Nevertheless, buying distressed assets out of the loan portfolios directly has the potential to take returns to the next level entirely, sources said. “The concept is simplistic,” said one investor who placed an unsuccessful bid on a servicer sold this year. “You’re running the asset, you know the asset, you get appraisals and you buy it. It makes sense.”

Should Island manage to convince enough investors to back its strategy, the new fund would most likely sift for targets from the 548 loans included in 71 CMBS deals totaling USD 8.2bn that are currently in special servicing with C-III Asset Management. Of those, 78% are delinquent, 16% are performing and 4% are on debt ratings agencies’ watch lists, according to CMBS loan data provider Trepp.

Arms length?

Island could bid for distressed properties utilizing a “fair market value option” for servicers contained in the securitization’s servicing agreements, said the sources.
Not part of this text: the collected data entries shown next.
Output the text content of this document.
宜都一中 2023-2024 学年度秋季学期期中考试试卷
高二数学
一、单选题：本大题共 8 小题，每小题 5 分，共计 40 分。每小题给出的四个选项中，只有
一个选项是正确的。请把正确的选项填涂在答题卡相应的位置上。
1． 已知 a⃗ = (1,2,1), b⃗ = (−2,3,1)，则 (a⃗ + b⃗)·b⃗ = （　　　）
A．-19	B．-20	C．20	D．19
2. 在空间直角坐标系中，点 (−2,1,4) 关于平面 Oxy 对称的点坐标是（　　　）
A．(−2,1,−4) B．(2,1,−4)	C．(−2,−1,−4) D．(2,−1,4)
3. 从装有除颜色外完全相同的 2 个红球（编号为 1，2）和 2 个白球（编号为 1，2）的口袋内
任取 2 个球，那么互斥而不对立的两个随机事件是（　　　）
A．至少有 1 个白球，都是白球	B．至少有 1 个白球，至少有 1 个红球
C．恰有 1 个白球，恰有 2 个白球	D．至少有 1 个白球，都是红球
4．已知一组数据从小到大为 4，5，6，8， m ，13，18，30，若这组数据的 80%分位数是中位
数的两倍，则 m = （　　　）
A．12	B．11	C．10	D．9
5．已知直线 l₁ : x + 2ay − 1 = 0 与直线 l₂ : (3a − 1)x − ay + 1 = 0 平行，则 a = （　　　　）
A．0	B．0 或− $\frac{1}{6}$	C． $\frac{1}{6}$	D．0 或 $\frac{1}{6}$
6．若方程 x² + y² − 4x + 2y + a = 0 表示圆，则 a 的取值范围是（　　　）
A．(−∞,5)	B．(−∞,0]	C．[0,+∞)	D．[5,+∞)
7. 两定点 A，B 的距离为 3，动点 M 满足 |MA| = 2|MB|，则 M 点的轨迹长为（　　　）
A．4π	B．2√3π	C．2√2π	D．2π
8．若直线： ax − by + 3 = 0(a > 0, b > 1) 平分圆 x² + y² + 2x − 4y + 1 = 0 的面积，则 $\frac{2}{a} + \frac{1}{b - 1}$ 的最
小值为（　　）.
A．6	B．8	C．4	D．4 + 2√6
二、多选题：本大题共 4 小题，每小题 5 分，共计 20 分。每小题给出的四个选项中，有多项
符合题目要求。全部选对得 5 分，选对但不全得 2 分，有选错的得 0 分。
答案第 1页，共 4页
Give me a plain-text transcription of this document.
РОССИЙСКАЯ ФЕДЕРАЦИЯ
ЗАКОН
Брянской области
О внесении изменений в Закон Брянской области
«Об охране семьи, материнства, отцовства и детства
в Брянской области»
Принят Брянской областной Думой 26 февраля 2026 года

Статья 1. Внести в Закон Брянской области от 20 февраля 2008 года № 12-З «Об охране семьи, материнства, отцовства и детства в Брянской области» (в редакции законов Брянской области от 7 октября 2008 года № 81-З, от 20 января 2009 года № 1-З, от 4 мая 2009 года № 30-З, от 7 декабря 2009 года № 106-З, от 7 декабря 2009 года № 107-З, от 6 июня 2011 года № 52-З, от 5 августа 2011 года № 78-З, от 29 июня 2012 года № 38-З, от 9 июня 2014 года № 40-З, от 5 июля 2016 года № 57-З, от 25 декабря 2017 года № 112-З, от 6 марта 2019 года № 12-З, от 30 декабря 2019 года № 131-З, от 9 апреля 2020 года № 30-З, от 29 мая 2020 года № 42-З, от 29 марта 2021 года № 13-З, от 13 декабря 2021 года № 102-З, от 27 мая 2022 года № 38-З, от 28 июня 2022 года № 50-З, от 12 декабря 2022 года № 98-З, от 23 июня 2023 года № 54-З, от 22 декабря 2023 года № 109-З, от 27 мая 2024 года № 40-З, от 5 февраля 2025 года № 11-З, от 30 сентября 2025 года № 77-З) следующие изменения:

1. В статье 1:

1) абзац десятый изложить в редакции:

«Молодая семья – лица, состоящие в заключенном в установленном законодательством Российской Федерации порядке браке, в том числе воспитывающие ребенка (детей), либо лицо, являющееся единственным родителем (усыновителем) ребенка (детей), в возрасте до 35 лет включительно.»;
According to the option, price discovery is left up to the servicer but the trustee must sign-off on valuation.

The fair market value option has been used by some smaller servicers on a one-off basis, said the advisor, but the potential for litigation from bondholders suspecting self dealing has prevented larger firms from aggressively pursuing the strategy.

In fact, concerns over its use caused Goldman Sachs and Citigroup to pull the fair value option language from its recent USD 789m CMBS deal. The duo also debuted a second deal last week that also cut the fair market value option language. The change was hailed by a CRE Finance Council forum of investment grade bondholders that suggested the “special servicer may only purchase a defaulted loan in a competitive bid process...run by the trustee.”

Given the unfavorable optics, Island will need to show bondholders that it has calculated the valuations it uses to derive a sale price in a transparent and methodical manner, said the advisor. Island is expected to use a mixture of valuation methods, including appraisals, marketing the loan for price discovery and obtaining broker opinions, he said.

Island could simply purchase distressed loans at par and then provide mezzanine or junior financing at a premium interest rate to the borrower, the advisor said. Generally speaking, the trust will not object to a loan being purchased at par, the advisor noted. But that strategy is not nearly as profitable as purchasing the loan at its fair market value option, restructuring it by writing off a portion of the debt and then refinancing the deal with new debt that would be securitized again, the real estate lawyer said.